Although the concept itself was hardly unfamiliar, the only part of the book that really seemed foreign to me was the assertion that, once a leadership team has decided on a strategy, it then becomes their responsibility to put into place a culture and a reward system that will motivate employees to act in alignment with that strategy.  Here was a point of view that went against the grain of what I believed and experienced.  At one level, I’m not sure that culture is so malleable that it can be designed and created by management fiat.  Managers might be able to emphasize certain aspects of an organization’s culture that align with the strategy.  Or managers might be able to leverage certain aspects of the culture.  They might even be able to tweak certain aspects, bringing in a new value or practice so long as it isn’t contrary to currently held values of the culture.  But “creating” a culture to support a strategy seems massively difficult if not entirely beyond what’s possible for most organizations.

At another level, I chaffed against the idea that management had to put into place a reward system that would “motivate employees” to act in concert with the strategy.  I understand that, in many organizations, this arrangement goes without saying.  And surely, no one would think that rewarding behavior that went against the strategy was anything but foolish.  But my experience at Gore suggested that there could be another way—one that could tap into the intrinsic motivation of satisfying work well done, in collaboration with respected colleagues, and allow self-motivation to drive responsible behavior, rather than management having to put into place the right carrots and the right sticks.  Is that too idealistic?  Too impractical in the large organizations that dominate our understanding of corporate life?  I am not so much an idealist that I think every company should be like Gore.  Nor am I so impractical that I don’t understand the rationality behind the dominant ways of organizing.  Nevertheless, the fact of my own experience remains unchanged.  At least for some, things can be different.

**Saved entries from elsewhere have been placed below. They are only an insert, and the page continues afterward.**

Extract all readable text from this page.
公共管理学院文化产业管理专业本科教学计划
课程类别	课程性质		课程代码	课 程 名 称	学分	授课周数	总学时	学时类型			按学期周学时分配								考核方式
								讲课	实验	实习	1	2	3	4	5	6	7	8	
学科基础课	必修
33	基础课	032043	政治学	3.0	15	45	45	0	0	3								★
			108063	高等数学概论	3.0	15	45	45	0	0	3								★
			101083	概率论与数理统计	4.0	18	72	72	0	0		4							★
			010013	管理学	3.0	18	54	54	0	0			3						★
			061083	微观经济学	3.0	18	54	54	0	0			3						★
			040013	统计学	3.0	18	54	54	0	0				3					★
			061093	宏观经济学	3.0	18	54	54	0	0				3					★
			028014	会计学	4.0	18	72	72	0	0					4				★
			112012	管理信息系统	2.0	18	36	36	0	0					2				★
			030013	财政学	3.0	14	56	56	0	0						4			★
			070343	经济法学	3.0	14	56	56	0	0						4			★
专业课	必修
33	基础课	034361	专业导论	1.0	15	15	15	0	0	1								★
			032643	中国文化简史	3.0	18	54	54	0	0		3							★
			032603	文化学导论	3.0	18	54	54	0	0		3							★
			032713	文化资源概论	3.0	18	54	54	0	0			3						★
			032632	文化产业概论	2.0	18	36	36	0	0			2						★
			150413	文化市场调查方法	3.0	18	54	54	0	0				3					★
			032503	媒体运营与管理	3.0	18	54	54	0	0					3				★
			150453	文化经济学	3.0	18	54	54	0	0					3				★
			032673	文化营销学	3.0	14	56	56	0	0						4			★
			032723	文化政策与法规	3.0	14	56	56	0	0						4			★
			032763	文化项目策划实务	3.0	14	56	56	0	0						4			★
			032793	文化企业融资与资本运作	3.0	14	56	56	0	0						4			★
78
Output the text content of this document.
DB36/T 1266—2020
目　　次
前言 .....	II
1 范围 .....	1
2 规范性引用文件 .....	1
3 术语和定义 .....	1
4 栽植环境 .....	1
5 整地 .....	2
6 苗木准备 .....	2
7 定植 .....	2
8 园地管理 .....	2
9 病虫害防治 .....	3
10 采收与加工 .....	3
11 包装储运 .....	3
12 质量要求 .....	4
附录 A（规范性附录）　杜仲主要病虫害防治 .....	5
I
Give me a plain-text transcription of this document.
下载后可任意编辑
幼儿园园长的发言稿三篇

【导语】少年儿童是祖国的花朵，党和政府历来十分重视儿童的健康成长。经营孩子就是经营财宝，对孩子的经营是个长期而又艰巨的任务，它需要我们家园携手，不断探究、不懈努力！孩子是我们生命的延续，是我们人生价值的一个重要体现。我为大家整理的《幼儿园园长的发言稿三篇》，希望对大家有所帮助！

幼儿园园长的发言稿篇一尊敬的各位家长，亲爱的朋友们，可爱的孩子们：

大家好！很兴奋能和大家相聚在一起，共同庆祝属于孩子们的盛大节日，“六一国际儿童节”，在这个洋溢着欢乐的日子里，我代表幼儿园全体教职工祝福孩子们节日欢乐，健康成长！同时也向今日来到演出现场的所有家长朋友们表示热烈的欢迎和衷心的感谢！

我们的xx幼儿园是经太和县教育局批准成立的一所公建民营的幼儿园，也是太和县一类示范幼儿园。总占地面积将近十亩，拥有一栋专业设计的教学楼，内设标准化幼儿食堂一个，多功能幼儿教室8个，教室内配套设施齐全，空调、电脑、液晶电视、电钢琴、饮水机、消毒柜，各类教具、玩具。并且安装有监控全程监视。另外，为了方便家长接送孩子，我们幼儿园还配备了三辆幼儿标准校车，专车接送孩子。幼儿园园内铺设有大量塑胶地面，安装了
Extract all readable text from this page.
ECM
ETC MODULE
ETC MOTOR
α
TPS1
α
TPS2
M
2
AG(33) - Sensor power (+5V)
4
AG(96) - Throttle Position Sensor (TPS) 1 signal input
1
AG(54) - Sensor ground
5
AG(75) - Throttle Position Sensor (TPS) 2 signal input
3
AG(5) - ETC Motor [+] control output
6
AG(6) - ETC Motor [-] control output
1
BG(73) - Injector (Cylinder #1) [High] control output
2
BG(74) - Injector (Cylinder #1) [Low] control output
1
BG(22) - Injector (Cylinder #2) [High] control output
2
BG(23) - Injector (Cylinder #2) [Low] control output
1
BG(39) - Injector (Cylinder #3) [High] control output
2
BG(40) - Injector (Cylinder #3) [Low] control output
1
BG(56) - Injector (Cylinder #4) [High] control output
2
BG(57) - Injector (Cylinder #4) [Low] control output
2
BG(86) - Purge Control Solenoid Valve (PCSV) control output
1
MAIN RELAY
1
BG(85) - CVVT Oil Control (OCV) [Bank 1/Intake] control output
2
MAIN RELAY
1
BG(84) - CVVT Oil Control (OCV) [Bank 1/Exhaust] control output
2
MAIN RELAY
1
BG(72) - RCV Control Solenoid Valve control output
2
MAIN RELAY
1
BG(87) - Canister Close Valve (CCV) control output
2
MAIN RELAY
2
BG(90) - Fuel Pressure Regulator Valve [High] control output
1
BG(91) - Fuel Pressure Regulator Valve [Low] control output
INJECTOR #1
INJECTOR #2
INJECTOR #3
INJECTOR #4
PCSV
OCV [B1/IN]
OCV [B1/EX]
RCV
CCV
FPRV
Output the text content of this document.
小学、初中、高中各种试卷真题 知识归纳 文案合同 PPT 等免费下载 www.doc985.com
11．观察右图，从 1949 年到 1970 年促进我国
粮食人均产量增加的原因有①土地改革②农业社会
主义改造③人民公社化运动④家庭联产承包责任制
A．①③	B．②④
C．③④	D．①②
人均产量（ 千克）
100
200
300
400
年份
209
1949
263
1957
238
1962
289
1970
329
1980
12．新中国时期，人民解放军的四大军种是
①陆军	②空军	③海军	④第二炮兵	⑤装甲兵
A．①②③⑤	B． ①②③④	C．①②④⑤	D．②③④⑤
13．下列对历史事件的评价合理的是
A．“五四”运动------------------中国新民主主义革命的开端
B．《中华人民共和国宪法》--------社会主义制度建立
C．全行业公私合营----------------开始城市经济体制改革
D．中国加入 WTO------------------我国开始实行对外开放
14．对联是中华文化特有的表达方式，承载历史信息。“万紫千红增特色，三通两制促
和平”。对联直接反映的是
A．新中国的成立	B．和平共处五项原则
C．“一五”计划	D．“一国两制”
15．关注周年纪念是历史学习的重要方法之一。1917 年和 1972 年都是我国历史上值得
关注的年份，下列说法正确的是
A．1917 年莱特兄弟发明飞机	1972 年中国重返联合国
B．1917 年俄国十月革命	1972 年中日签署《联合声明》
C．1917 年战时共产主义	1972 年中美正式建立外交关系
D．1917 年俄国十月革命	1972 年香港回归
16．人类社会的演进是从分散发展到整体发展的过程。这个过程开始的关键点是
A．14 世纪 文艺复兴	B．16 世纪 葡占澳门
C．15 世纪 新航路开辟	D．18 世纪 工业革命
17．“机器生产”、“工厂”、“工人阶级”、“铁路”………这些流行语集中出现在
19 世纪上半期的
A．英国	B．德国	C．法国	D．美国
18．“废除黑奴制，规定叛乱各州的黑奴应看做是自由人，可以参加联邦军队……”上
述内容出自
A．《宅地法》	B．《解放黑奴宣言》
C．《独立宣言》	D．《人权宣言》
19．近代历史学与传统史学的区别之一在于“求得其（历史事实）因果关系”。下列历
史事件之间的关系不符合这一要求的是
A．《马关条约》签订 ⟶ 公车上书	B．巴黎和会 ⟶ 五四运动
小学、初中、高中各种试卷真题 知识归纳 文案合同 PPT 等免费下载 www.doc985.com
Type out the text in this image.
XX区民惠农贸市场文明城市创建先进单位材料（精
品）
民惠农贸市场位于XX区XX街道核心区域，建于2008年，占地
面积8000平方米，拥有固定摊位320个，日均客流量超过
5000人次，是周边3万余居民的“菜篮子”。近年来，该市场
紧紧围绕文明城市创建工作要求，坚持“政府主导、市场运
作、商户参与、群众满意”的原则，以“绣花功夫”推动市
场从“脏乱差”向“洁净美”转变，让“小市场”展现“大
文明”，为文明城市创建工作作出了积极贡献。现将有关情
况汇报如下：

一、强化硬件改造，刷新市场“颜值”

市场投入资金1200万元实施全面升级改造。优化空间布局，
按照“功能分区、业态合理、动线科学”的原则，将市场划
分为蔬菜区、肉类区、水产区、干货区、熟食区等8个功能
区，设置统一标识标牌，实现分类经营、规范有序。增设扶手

I do not hold Gore up as an example of a perfect organization.  It is not perfect. Like all organizations, it is made up of people with the full spectrum of human strength and frailty.  Bill and Vieve Gore were not so much idealistic as they were pragmatic.  They took the human condition as it was, and sought, not perfection, but improvement.  The Gore’s culture begins with a very positive view of the potential of frail human beings to be thoughtful, to be creative, to be competent, to want to make a contribution through their work.  Not that all people will be that way.  But that, in the right environment, they have that potential.  Not all organizations can, nor possibly should, try to “be” Gore.  But I do believe that many organizations can create more productive environments by reflecting on how some Gore values and practices might mesh with or extend their current cultures. That, at least, is the orientation I plan to take in my work with the students.